Baltimore Health Commissioner Dr. Leana Wen to serve as new head of Planned Parenthood (The Baltimore Sun)

MACo Announces 2019 Legislative Initiatives

MACo to prioritize education, public health, implied preemption, and NG 9-1-1 in 2019 legislative session. 

MACo’s Legislative Committee voted at their September 12, 2018 meeting to adopt the Association’s four priorities for the 2019 Session. These issues — Continuing State Commitment to Education; Re-Prioritizing Public Health; Repeal “Implied” Preemption Doctrine; and Next Generation 9-1-1 Implementation — cover a broad range of important county concerns that MACo will proactively advocate for in front of the General Assembly.

Each year MACo adopts a slate of top legislative initiatives, typically representing the wide swath of services counties deliver to Maryland residents. The Initiatives Subcommittee meets through the summer to refine and focus a list of dozens of proposed initiatives into no more than four as required by the Association’s bylaws. The slate is then presented to the Legislative Committee for adoption. With the upcoming election in November and potential changes in local elected officials serving on the Legislative Committee, the 2019 Legislative Committee will also discuss and vote to approve the initiatives again in January.

Continuing State Commitment to Education

Maryland’s commitment to Pre-K – 12 education must continue to meet the needs of a diverse student body, and to prepare Maryland’s children for a global economy.

The 2016 Commission on Innovation and Excellence in Education will recommend major shifts in the relative role of state and local funding in each of Maryland’s twenty-four jurisdictions.
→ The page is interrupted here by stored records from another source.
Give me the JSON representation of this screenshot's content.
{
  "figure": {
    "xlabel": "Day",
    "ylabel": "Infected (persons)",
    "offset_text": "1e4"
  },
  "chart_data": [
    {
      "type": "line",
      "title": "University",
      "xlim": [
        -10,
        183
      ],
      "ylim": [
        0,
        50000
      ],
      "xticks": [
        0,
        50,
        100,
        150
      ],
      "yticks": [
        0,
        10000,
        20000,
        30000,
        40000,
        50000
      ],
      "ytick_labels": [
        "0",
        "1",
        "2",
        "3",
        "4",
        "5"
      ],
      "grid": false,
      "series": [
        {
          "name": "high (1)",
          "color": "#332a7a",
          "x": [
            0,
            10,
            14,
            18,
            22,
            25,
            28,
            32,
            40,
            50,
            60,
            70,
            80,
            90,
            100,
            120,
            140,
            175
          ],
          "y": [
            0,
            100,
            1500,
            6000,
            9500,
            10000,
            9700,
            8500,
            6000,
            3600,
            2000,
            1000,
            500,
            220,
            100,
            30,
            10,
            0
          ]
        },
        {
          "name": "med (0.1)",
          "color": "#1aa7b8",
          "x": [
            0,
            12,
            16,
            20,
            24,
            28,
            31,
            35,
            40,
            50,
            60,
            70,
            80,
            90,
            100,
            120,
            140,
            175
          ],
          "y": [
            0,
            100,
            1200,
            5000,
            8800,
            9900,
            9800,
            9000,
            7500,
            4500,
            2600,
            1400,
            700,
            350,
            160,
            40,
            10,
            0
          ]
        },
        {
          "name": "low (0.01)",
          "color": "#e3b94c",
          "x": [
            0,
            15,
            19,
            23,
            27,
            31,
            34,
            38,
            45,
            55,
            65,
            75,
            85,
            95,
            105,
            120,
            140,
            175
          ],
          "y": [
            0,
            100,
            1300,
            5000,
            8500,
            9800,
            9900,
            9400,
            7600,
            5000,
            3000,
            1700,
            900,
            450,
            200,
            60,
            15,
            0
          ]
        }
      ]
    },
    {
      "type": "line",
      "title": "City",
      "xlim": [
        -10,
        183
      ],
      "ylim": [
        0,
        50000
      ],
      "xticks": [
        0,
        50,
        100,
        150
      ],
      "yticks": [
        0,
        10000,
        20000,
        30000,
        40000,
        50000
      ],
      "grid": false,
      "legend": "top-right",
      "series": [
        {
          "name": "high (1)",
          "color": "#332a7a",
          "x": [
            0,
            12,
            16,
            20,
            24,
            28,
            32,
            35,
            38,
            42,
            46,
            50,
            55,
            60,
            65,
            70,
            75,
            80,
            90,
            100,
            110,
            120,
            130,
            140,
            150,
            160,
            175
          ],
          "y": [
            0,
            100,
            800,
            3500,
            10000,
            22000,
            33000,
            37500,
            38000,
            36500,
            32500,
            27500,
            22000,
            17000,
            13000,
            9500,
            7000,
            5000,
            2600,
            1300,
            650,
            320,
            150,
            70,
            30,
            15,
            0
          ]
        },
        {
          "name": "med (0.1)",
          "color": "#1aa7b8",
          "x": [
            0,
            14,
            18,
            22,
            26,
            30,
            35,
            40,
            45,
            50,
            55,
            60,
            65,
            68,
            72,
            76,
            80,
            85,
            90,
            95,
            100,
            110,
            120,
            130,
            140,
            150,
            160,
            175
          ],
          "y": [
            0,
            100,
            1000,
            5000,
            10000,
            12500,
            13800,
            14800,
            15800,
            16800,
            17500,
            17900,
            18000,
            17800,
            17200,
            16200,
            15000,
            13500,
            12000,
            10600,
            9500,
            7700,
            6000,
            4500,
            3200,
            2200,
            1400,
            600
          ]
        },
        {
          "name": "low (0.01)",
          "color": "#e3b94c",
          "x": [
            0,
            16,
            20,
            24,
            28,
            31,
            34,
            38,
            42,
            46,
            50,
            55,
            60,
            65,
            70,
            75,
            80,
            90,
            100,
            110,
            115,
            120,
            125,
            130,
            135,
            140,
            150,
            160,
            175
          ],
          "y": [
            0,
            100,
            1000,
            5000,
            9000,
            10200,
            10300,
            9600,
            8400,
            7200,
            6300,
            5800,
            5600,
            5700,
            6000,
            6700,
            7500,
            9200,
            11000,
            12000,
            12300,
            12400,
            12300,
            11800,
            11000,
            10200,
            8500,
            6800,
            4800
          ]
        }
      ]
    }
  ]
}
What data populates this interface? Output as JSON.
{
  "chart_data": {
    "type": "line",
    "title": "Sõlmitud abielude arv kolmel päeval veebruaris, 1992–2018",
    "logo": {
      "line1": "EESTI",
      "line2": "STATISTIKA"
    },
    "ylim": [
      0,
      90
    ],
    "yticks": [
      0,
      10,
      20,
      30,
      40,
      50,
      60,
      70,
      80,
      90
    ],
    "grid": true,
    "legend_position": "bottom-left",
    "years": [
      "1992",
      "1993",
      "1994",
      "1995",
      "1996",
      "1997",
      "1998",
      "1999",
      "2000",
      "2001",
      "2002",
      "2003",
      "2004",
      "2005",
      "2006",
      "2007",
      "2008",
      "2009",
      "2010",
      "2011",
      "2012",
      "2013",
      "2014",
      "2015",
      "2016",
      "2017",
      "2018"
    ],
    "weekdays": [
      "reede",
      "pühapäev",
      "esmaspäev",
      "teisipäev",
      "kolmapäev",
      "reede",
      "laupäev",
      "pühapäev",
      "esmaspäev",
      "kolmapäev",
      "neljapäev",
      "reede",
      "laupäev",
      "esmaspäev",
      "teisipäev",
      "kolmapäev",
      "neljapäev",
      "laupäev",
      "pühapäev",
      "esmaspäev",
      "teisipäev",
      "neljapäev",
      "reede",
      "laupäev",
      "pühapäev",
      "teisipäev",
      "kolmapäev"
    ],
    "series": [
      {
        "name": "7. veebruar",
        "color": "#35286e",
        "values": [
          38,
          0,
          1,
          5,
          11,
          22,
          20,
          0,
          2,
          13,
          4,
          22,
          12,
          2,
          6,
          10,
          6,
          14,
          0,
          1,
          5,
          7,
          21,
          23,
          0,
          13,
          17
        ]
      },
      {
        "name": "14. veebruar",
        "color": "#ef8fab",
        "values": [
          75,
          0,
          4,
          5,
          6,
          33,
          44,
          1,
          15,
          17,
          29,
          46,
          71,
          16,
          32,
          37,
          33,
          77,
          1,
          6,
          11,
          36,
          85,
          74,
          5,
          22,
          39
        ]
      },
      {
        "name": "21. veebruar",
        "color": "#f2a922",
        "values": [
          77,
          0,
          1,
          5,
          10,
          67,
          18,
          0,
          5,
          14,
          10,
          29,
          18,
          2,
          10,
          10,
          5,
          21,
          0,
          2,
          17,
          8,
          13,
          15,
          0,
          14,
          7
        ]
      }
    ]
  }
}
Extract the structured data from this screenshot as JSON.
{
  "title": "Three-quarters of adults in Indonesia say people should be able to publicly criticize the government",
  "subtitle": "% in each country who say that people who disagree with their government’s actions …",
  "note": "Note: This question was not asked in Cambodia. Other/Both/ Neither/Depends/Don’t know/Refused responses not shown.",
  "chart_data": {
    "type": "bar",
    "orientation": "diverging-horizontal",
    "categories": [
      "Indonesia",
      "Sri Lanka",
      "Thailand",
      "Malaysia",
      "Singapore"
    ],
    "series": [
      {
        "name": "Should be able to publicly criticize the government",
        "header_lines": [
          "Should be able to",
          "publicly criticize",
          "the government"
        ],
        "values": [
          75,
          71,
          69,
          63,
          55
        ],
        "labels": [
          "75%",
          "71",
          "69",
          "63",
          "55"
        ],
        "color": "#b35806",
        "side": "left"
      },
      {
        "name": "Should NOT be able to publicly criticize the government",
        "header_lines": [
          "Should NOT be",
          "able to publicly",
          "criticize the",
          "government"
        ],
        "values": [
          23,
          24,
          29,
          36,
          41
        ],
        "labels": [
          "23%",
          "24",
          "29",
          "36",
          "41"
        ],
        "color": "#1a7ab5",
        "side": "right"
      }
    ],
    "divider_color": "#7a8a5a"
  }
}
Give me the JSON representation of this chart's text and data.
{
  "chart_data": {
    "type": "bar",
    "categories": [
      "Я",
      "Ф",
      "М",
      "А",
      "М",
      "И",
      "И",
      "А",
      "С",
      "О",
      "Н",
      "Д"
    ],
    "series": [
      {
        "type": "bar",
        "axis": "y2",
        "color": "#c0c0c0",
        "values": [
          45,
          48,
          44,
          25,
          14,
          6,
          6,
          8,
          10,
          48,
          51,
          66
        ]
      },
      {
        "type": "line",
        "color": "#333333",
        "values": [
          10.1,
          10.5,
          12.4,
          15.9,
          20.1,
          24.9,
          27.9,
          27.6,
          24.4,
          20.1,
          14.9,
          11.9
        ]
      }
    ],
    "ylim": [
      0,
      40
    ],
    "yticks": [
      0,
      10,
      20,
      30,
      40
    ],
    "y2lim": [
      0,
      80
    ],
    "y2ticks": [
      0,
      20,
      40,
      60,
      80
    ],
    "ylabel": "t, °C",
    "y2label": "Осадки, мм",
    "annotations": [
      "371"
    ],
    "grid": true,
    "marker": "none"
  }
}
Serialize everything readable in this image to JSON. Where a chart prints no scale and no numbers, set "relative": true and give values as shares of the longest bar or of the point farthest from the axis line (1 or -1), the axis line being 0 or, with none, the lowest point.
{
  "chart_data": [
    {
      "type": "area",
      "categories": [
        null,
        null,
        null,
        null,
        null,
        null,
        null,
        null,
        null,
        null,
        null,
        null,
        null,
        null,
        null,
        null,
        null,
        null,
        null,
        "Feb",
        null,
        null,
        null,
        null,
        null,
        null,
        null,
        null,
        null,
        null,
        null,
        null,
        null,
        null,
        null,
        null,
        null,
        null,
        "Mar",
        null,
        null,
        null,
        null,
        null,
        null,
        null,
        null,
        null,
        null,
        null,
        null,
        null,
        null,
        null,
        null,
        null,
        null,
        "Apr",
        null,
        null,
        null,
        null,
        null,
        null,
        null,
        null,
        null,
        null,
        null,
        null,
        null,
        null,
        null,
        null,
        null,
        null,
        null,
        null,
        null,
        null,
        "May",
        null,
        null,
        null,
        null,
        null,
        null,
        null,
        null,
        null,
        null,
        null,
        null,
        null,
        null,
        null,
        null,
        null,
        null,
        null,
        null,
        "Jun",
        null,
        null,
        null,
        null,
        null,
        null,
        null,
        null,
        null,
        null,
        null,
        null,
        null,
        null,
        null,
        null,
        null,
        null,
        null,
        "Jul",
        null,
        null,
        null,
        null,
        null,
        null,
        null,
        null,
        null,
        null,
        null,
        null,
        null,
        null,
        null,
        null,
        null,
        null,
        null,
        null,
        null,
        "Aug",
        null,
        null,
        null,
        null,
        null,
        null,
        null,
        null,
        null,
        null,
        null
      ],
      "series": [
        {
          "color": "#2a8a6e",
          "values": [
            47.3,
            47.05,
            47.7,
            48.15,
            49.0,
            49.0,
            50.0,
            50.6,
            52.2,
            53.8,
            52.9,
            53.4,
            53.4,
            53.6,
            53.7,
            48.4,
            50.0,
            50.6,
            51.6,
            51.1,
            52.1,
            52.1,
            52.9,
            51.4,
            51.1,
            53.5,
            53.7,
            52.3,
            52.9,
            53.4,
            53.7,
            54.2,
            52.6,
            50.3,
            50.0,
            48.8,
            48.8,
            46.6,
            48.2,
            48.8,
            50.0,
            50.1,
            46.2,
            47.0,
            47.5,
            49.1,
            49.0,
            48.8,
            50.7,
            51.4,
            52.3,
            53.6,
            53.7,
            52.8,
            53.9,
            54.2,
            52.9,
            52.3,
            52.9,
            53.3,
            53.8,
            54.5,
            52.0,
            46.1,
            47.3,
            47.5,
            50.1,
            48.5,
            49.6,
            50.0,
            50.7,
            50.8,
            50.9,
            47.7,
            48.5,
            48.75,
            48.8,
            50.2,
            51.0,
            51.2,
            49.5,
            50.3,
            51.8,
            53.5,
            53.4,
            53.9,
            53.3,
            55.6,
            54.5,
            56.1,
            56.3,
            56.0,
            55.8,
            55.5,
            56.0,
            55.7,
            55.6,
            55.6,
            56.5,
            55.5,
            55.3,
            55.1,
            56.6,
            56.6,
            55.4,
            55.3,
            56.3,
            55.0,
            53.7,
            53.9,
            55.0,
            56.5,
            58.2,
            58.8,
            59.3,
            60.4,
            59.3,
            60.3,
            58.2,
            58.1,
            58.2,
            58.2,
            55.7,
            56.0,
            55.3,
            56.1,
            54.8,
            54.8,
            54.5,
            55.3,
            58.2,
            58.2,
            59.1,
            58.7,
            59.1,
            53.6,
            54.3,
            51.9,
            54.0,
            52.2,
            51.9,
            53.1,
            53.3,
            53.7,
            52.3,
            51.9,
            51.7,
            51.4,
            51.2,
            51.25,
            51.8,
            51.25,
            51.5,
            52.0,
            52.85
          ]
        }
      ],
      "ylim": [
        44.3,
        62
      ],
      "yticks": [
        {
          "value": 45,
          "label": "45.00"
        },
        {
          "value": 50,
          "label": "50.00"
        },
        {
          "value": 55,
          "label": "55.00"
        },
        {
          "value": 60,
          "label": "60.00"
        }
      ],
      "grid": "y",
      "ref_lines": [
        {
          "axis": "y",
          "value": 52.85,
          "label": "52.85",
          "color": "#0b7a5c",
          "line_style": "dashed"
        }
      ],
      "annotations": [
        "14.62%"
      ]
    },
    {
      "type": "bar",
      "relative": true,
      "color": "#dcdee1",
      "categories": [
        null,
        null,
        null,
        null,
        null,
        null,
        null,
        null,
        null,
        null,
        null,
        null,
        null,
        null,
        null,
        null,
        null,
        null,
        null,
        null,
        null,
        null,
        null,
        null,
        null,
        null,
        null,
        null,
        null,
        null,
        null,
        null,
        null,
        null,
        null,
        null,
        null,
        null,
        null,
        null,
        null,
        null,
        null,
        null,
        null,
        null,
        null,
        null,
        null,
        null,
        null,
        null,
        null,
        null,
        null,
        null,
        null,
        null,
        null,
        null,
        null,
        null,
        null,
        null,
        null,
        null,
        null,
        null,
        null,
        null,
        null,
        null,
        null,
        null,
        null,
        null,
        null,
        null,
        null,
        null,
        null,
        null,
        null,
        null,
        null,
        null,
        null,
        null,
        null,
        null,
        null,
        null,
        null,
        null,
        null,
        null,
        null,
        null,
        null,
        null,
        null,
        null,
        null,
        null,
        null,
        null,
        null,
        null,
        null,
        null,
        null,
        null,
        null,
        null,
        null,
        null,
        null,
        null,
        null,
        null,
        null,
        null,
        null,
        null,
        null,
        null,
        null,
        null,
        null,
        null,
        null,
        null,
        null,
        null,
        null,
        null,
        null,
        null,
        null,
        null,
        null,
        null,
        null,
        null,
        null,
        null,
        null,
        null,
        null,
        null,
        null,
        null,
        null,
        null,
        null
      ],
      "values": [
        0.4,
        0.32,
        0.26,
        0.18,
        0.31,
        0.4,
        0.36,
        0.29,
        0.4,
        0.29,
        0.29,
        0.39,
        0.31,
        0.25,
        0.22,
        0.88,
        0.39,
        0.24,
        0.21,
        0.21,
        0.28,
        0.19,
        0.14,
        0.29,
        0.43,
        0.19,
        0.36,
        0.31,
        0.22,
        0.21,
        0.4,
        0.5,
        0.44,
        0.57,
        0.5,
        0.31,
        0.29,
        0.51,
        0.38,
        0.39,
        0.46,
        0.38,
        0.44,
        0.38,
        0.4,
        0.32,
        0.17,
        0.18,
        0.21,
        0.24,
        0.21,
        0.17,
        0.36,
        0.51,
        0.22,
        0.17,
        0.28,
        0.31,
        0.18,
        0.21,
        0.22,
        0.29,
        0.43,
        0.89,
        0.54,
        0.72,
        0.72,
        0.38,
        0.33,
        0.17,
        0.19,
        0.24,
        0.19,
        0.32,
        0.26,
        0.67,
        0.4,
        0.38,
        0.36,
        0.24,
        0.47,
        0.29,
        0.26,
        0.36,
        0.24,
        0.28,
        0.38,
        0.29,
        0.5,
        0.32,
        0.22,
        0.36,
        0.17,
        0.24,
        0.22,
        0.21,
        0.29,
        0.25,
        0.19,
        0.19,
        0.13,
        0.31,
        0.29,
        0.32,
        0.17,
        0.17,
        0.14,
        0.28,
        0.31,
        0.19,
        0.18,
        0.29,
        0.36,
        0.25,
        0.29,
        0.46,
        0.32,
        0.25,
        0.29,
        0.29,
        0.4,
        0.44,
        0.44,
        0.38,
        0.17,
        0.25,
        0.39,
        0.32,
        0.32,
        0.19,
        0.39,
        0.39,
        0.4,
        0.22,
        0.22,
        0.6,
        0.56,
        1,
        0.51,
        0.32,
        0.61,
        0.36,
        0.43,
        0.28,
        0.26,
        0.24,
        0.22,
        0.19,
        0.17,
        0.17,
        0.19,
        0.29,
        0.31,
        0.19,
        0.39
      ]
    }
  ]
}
At the same time, the 21st Century School Facilities Commission and its legislative outcomes recommended an increased annual State contribution for capital projects, and required ongoing study of school construction project funding and priorities.

MACo advocates for a partnership approach to meeting the education and facility needs of Maryland’s students that fairly balances state responsibilities with local obligations, and seeks equitable and efficient solutions to meet current expenses and future goals. 

Re-prioritizing Public Health

Local Health Departments are the state’s frontline for public health services and education. Over the years, dramatic and lasting funding reductions as well as threatened cost shifts have endangered their capacity to provide these crucial services in our communities and have forced them to do more with dramatically fewer resources.

These cuts have been exacerbated by the opioid epidemic that continues to plague the state. The deadliness of the opioids that have permeated our communities makes it even more critical that local health departments and associated treatment services – beds, facilities, providers – are available to meet our residents’ needs on-demand.

MACo advocates to prioritize public health in the face of the opioid epidemic and crises to come by reviving local health department funding and targeting drug treatment funding to address demand where it is needed most.

Repeal “Implied Preemption” Court Doctrine

Maryland courts have adopted an inconsistent but growing theory of State preemption over local actions – finding that counties may be preempted even without any State law explicitly stating so. This principle was used years ago to invalidate multiple local tobacco regulations, and more recently on local pesticide oversight, and energy facility siting.

Legislation should specify that preemption should not take place in the courts by mere interpretation, but in the open and accessible lawmaking process, where all stakeholders may be heard on the merits of their arguments.

Next Generation 9-1-1 Implementation

It is time for Maryland to move to the Next Generation of 9-1-1 (NG911) service. Maryland’s current 9-1-1 Call Centers need additional support to accurately and expeditiously handle an increasing number of cell phone-based calls for emergency service. In addition, local call centers in Maryland are seeking to offer potential service enhancements for cell phone users, including video and text messaging, and improved location tracking accuracy.

Updating state laws, and the 9-1-1 financing system, to provide the flexibility and resources needed for this important step is a public safety priority affecting every part of Maryland.